Ocasio-Cortez, atop a social media collective stretching well outside her Bronx-Queens district, responds that the DCCC might find its fundraising arm boycotted by donors supporting individual, progressive candidates instead, as Charlotte Alter recounts in the Time cover treatment.
Meyerson, acutely, laments that Bustos’s effort “will effectively freeze the party’s congressional delegation as is, delaying the legislative impact of the massive, and in large part generational movement of rank-and-file Democrats to the left.” That, Meyerson adds, amplifies “the potential vulnerabilities that often come with long incumbency: growing out of touch with rapidly transforming districts [which] will turn off many in the Democrats’ leftward-moving base.”
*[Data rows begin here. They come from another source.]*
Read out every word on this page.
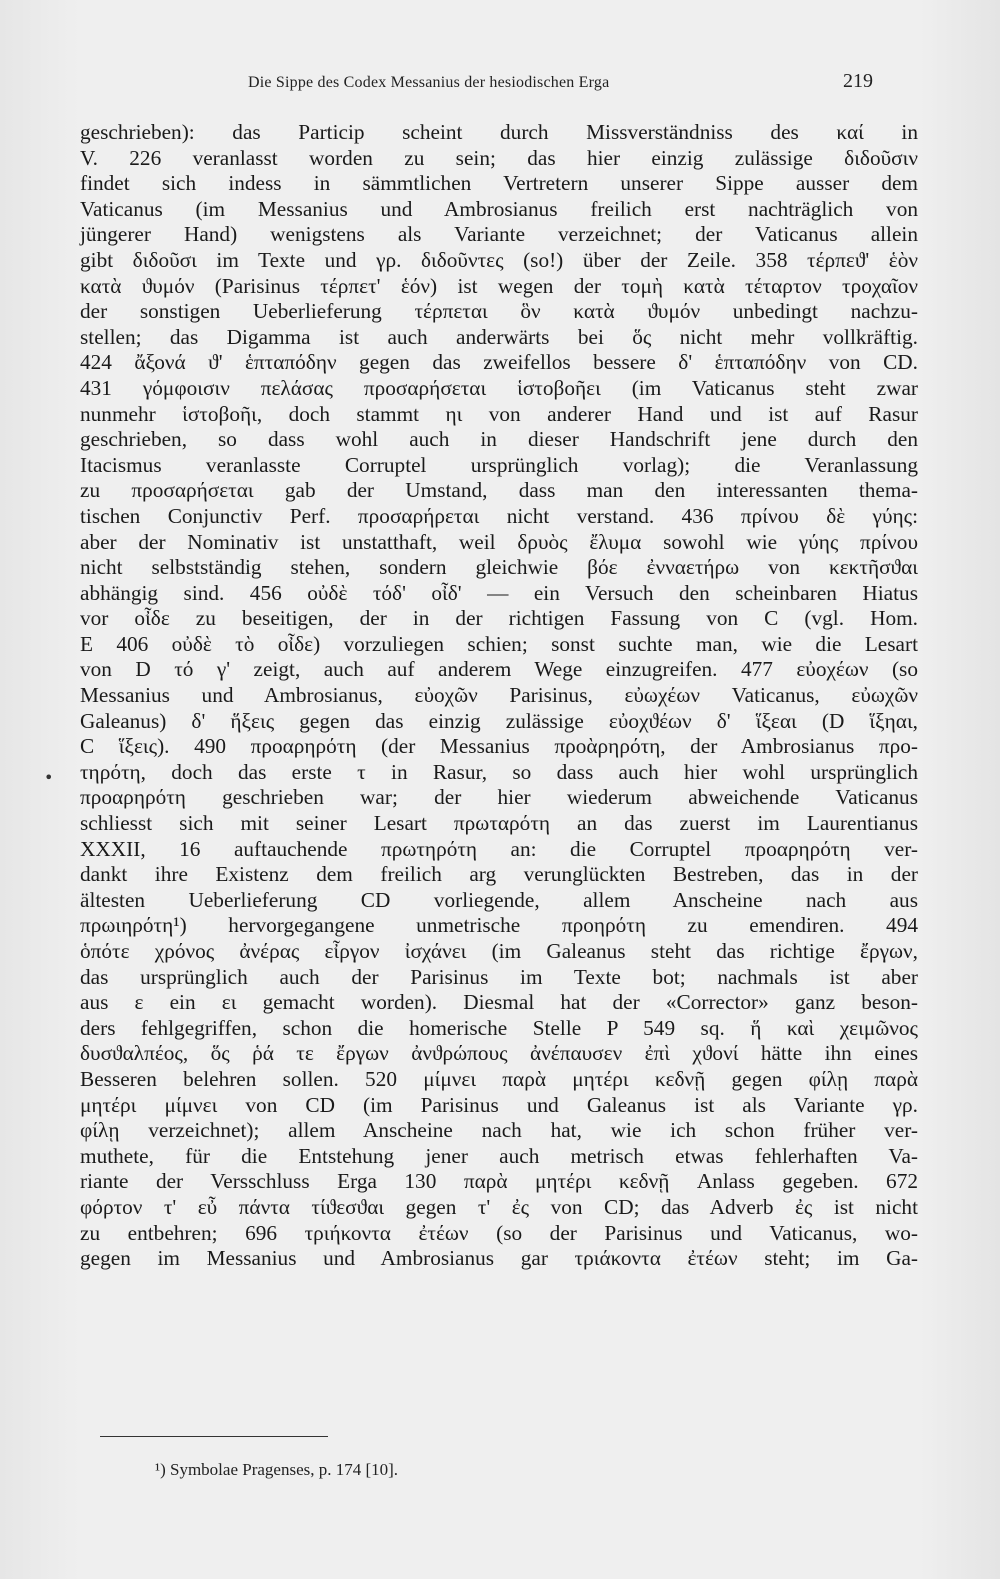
Die Sippe des Codex Messanius der hesiodischen Erga	219
•
geschrieben): das Particip scheint durch Missverständniss des καί in
V. 226 veranlasst worden zu sein; das hier einzig zulässige διδοῦσιν
findet sich indess in sämmtlichen Vertretern unserer Sippe ausser dem
Vaticanus (im Messanius und Ambrosianus freilich erst nachträglich von
jüngerer Hand) wenigstens als Variante verzeichnet; der Vaticanus allein
gibt διδοῦσι im Texte und γρ. διδοῦντες (so!) über der Zeile. 358 τέρπεϑ' ἑὸν
κατὰ ϑυμόν (Parisinus τέρπετ' ἑόν) ist wegen der τομὴ κατὰ τέταρτον τροχαῖον
der sonstigen Ueberlieferung τέρπεται ὃν κατὰ ϑυμόν unbedingt nachzu-
stellen; das Digamma ist auch anderwärts bei ὅς nicht mehr vollkräftig.
424 ἄξονά ϑ' ἑπταπόδην gegen das zweifellos bessere δ' ἑπταπόδην von CD.
431 γόμφοισιν πελάσας προσαρήσεται ἱστοβοῆει (im Vaticanus steht zwar
nunmehr ἱστοβοῆι, doch stammt ηι von anderer Hand und ist auf Rasur
geschrieben, so dass wohl auch in dieser Handschrift jene durch den
Itacismus veranlasste Corruptel ursprünglich vorlag); die Veranlassung
zu προσαρήσεται gab der Umstand, dass man den interessanten thema-
tischen Conjunctiv Perf. προσαρήρεται nicht verstand. 436 πρίνου δὲ γύης:
aber der Nominativ ist unstatthaft, weil δρυὸς ἔλυμα sowohl wie γύης πρίνου
nicht selbstständig stehen, sondern gleichwie βόε ἐνναετήρω von κεκτῆσϑαι
abhängig sind. 456 οὐδὲ τόδ' οἶδ' — ein Versuch den scheinbaren Hiatus
vor οἶδε zu beseitigen, der in der richtigen Fassung von C (vgl. Hom.
E 406 οὐδὲ τὸ οἶδε) vorzuliegen schien; sonst suchte man, wie die Lesart
von D τό γ' zeigt, auch auf anderem Wege einzugreifen. 477 εὐοχέων (so
Messanius und Ambrosianus, εὐοχῶν Parisinus, εὐωχέων Vaticanus, εὐωχῶν
Galeanus) δ' ἥξεις gegen das einzig zulässige εὐοχϑέων δ' ἵξεαι (D ἵξηαι,
C ἵξεις). 490 προαρηρότη (der Messanius προὰρηρότη, der Ambrosianus προ-
τηρότη, doch das erste τ in Rasur, so dass auch hier wohl ursprünglich
προαρηρότη geschrieben war; der hier wiederum abweichende Vaticanus
schliesst sich mit seiner Lesart πρωταρότη an das zuerst im Laurentianus
XXXII, 16 auftauchende πρωτηρότη an: die Corruptel προαρηρότη ver-
dankt ihre Existenz dem freilich arg verunglückten Bestreben, das in der
ältesten Ueberlieferung CD vorliegende, allem Anscheine nach aus
πρωιηρότη¹) hervorgegangene unmetrische προηρότη zu emendiren. 494
ὁπότε χρόνος ἀνέρας εἶργον ἰσχάνει (im Galeanus steht das richtige ἔργων,
das ursprünglich auch der Parisinus im Texte bot; nachmals ist aber
aus ε ein ει gemacht worden). Diesmal hat der «Corrector» ganz beson-
ders fehlgegriffen, schon die homerische Stelle P 549 sq. ἥ καὶ χειμῶνος
δυσϑαλπέος, ὅς ῥά τε ἔργων ἀνϑρώπους ἀνέπαυσεν ἐπὶ χϑονί hätte ihn eines
Besseren belehren sollen. 520 μίμνει παρὰ μητέρι κεδνῇ gegen φίλῃ παρὰ
μητέρι μίμνει von CD (im Parisinus und Galeanus ist als Variante γρ.
φίλῃ verzeichnet); allem Anscheine nach hat, wie ich schon früher ver-
muthete, für die Entstehung jener auch metrisch etwas fehlerhaften Va-
riante der Versschluss Erga 130 παρὰ μητέρι κεδνῇ Anlass gegeben. 672
φόρτον τ' εὖ πάντα τίϑεσϑαι gegen τ' ἐς von CD; das Adverb ἐς ist nicht
zu entbehren; 696 τριήκοντα ἐτέων (so der Parisinus und Vaticanus, wo-
gegen im Messanius und Ambrosianus gar τριάκοντα ἐτέων steht; im Ga-
¹) Symbolae Pragenses, p. 174 [10].
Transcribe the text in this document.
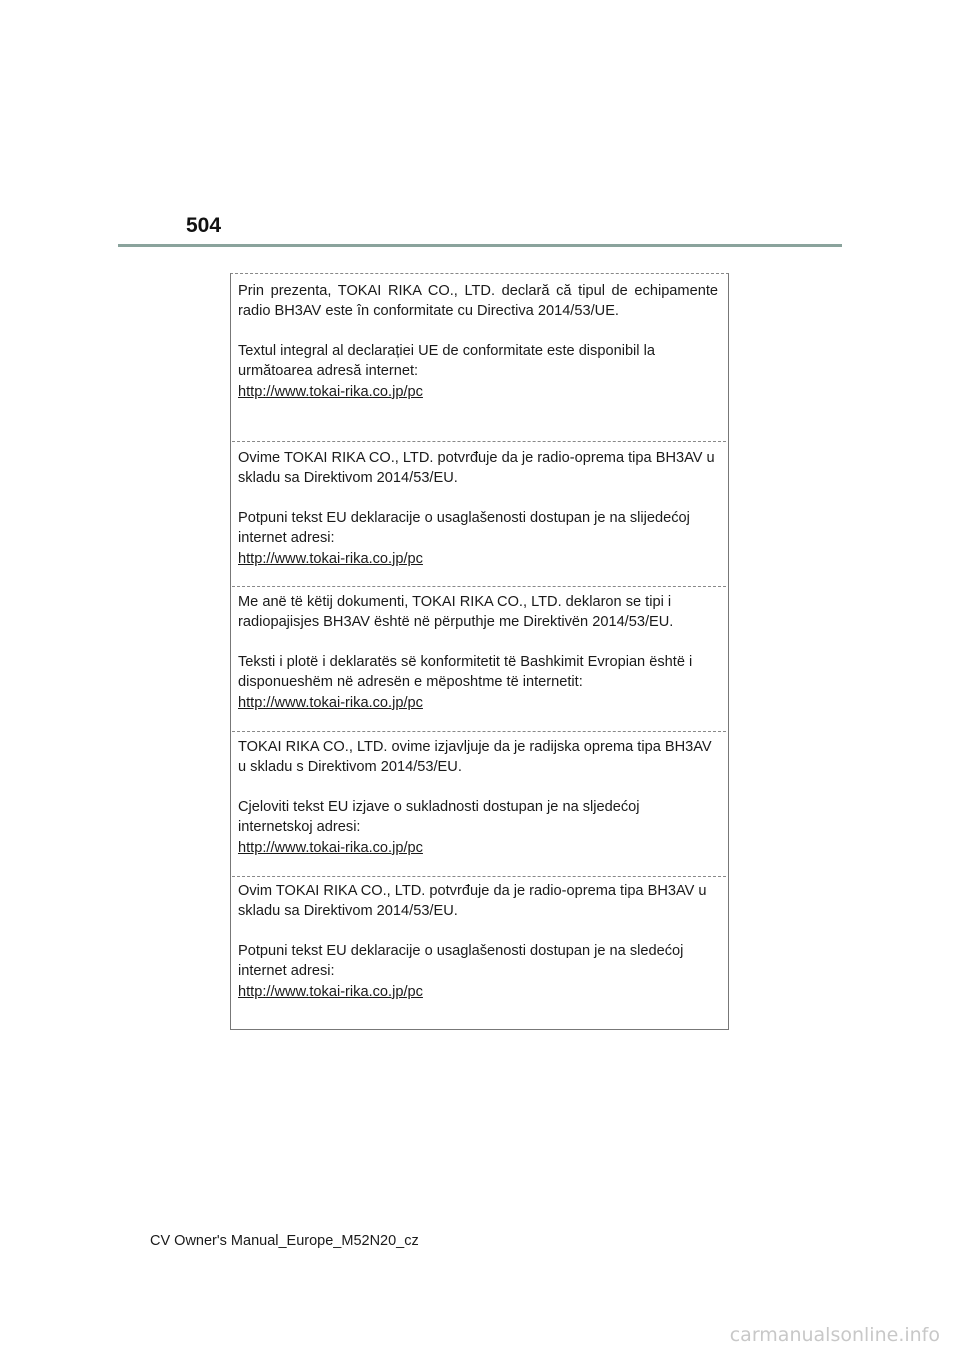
504

Prin prezenta, TOKAI RIKA CO., LTD. declară că tipul de echipamente radio BH3AV este în conformitate cu Directiva 2014/53/UE.

Textul integral al declarației UE de conformitate este disponibil la următoarea adresă internet:

http://www.tokai-rika.co.jp/pc

Ovime TOKAI RIKA CO., LTD. potvrđuje da je radio-oprema tipa BH3AV u skladu sa Direktivom 2014/53/EU.

Potpuni tekst EU deklaracije o usaglašenosti dostupan je na slijedećoj internet adresi:

http://www.tokai-rika.co.jp/pc

Me anë të këtij dokumenti, TOKAI RIKA CO., LTD. deklaron se tipi i radiopajisjes BH3AV është në përputhje me Direktivën 2014/53/EU.

Teksti i plotë i deklaratës së konformitetit të Bashkimit Evropian është i disponueshëm në adresën e mëposhtme të internetit:

http://www.tokai-rika.co.jp/pc

TOKAI RIKA CO., LTD. ovime izjavljuje da je radijska oprema tipa BH3AV u skladu s Direktivom 2014/53/EU.

Cjeloviti tekst EU izjave o sukladnosti dostupan je na sljedećoj internetskoj adresi:

http://www.tokai-rika.co.jp/pc

Ovim TOKAI RIKA CO., LTD. potvrđuje da je radio-oprema tipa BH3AV u skladu sa Direktivom 2014/53/EU.

Potpuni tekst EU deklaracije o usaglašenosti dostupan je na sledećoj internet adresi:

http://www.tokai-rika.co.jp/pc
CV Owner's Manual_Europe_M52N20_cz
carmanualsonline.info
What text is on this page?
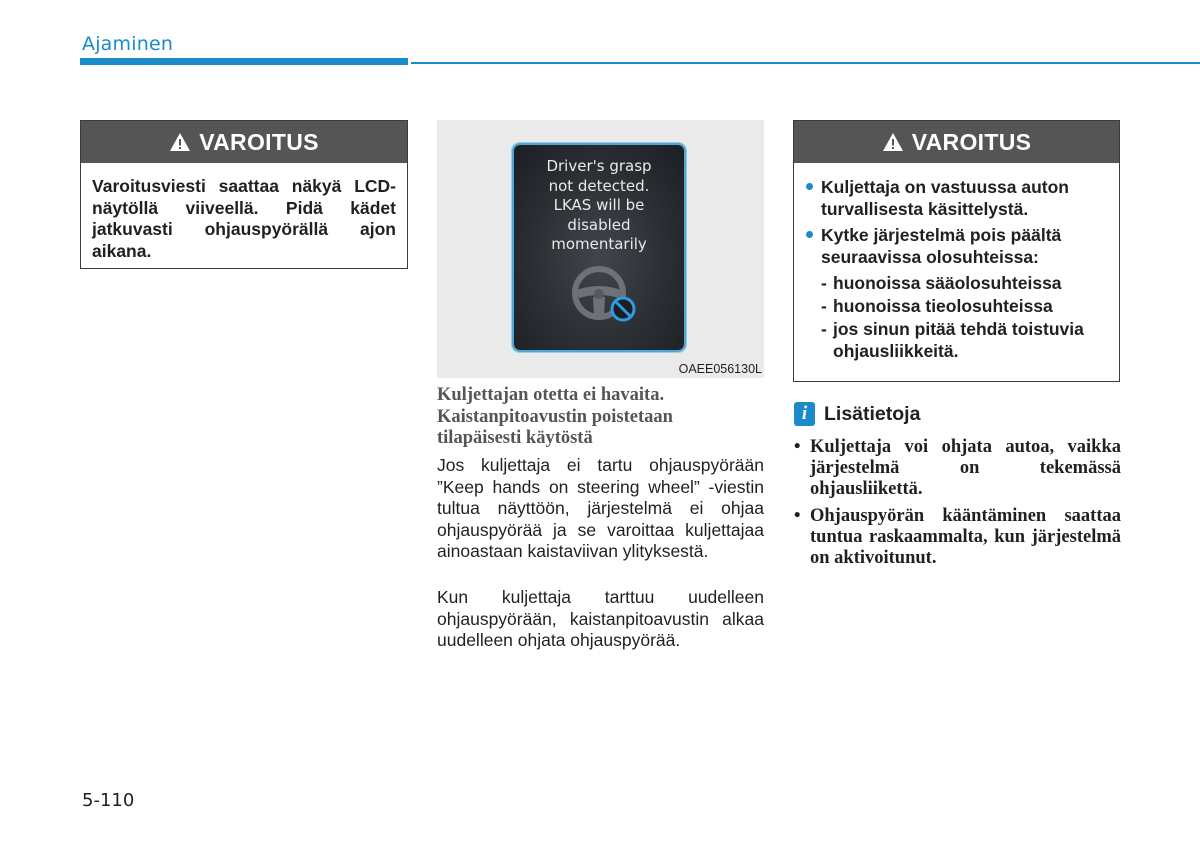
Ajaminen
VAROITUS
Varoitusviesti saattaa näkyä LCD-näytöllä viiveellä. Pidä kädet jatkuvasti ohjauspyörällä ajon aikana.
Driver's grasp
not detected.
LKAS will be
disabled
momentarily
OAEE056130L
Kuljettajan otetta ei havaita.
Kaistanpitoavustin poistetaan
tilapäisesti käytöstä
Jos kuljettaja ei tartu ohjauspyörään ”Keep hands on steering wheel” -viestin tultua näyttöön, järjestelmä ei ohjaa ohjauspyörää ja se varoittaa kuljettajaa ainoastaan kaistaviivan ylityksestä.
Kun kuljettaja tarttuu uudelleen ohjauspyörään, kaistanpitoavustin alkaa uudelleen ohjata ohjauspyörää.
VAROITUS
Kuljettaja on vastuussa auton turvallisesta käsittelystä.
Kytke järjestelmä pois päältä seuraavissa olosuhteissa:
- huonoissa sääolosuhteissa
- huonoissa tieolosuhteissa
- jos sinun pitää tehdä toistuvia ohjausliikkeitä.
i Lisätietoja
• Kuljettaja voi ohjata autoa, vaikka järjestelmä on tekemässä ohjausliikettä.
• Ohjauspyörän kääntäminen saattaa tuntua raskaammalta, kun järjestelmä on aktivoitunut.
5-110
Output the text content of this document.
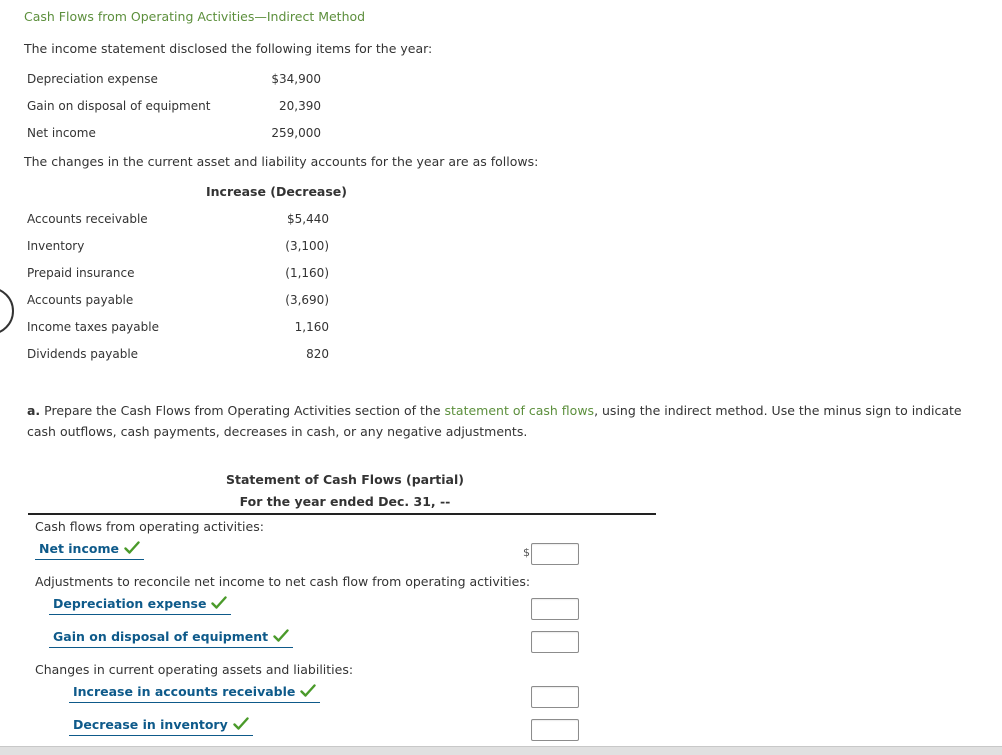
Cash Flows from Operating Activities—Indirect Method
The income statement disclosed the following items for the year:
Depreciation expense	$34,900
Gain on disposal of equipment	20,390
Net income	259,000
The changes in the current asset and liability accounts for the year are as follows:
Increase (Decrease)
Accounts receivable	$5,440
Inventory	(3,100)
Prepaid insurance	(1,160)
Accounts payable	(3,690)
Income taxes payable	1,160
Dividends payable	820
a. Prepare the Cash Flows from Operating Activities section of the statement of cash flows, using the indirect method. Use the minus sign to indicate cash outflows, cash payments, decreases in cash, or any negative adjustments.
Statement of Cash Flows (partial)
For the year ended Dec. 31, --
Cash flows from operating activities:
Net income	$
Adjustments to reconcile net income to net cash flow from operating activities:
Depreciation expense
Gain on disposal of equipment
Changes in current operating assets and liabilities:
Increase in accounts receivable
Decrease in inventory
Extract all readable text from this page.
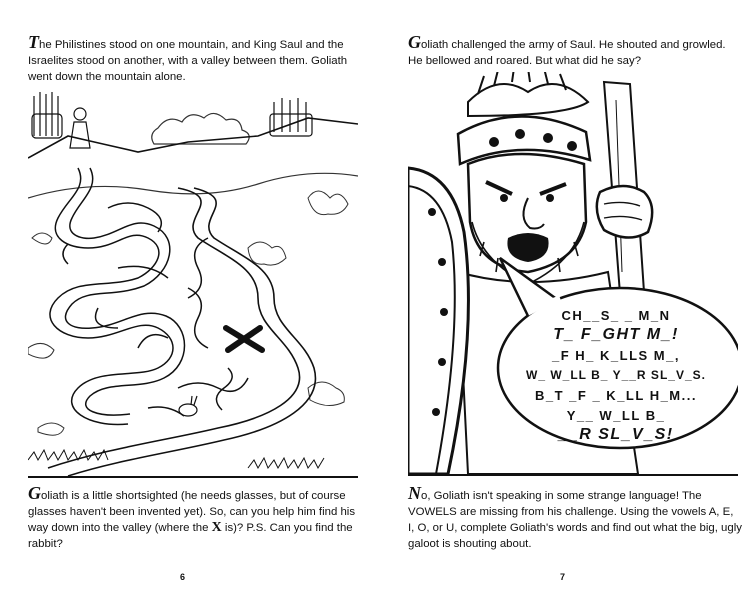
The Philistines stood on one mountain, and King Saul and the Israelites stood on another, with a valley between them. Goliath went down the mountain alone.

Goliath is a little shortsighted (he needs glasses, but of course glasses haven't been invented yet). So, can you help him find his way down into the valley (where the X is)? P.S. Can you find the rabbit?

6

Goliath challenged the army of Saul. He shouted and growled. He bellowed and roared. But what did he say?

CH__S_ _ M_N
T_ F_GHT M_!
_F H_ K_LLS M_,
W_ W_LL B_ Y__R SL_V_S.
B_T _F _ K_LL H_M...
Y__ W_LL B_
__R SL_V_S!

No, Goliath isn't speaking in some strange language! The VOWELS are missing from his challenge. Using the vowels A, E, I, O, or U, complete Goliath's words and find out what the big, ugly galoot is shouting about.

7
The fearful DCCC Democrats are, along with actually “freezing” the party’s Congressional incumbents in effect is also also conceptually freezing an electorate that – as we know, in Maryland and across the country – is actually trending progressive in important ways. The insurgents’ success in turning their signature issues -- like Medicare for All, cutting college costs and indebtedness, raising working-family incomes and the multiple benefits of the many- faceted Green New Deal -- from fringe notions to powerful near-term prospects shows where that electorate is going.
The job of political figures who take their roles seriously has always been educational – to bring their electorate along as they illustrate and demonstrate the pathways to better lives for individuals and the community. That’s what skilled politicians do, after skilled operatives have helped them get elected by measured educational practices. And, in turn, they learn from the electorate the edges of what they can accomplish, with a measured level of courage.
The DNC-DCCC circling of the wagons around incumbents actively depresses that informational-educational exchange, freezing both the incumbents and their view of the electorate in a little glass globe of politics-as-usual until it is shaken up, and turned upside down, by outside forces. The total mendacity of the Trump campaign did just that – in the short term. Democrats who cravenly coddle what they see as a Trump-addled electorate, however, won’t last. Trump’s carpet-bombed pack of lies soon enough shows itself as fantasy because of its stark contrast with the lives that people in those purple-ish districts continue to live, every day. If the elections consultant establishment – the one Meyerson worries about -- can’t gin up campaigns that billboard Trump’s failed promises in stark relief while effectively articulating the real solutions in Trump-addled communities – well, the newer cohort of political operatives, including many DSA members getting their spurs every day, may in effect primary the consultancy old guard as well.
Hillary didn’t lose because John Podesta’s emails got hacked – she lost because John Podesta was John Podesta.
Those purple-district voters don’t need, and will come to mistrust, incumbents who numbly agree with Trump. Incumbents who can’t – or won’t -- raise and defend the standard of proof in their own communities deserve to be ousted in primaries, and will be. It’s the progressives in the Democratic Party, learning reciprocally and actively with their communities and equipped with genuine solutions, who are in it for the long haul, with a long view to match.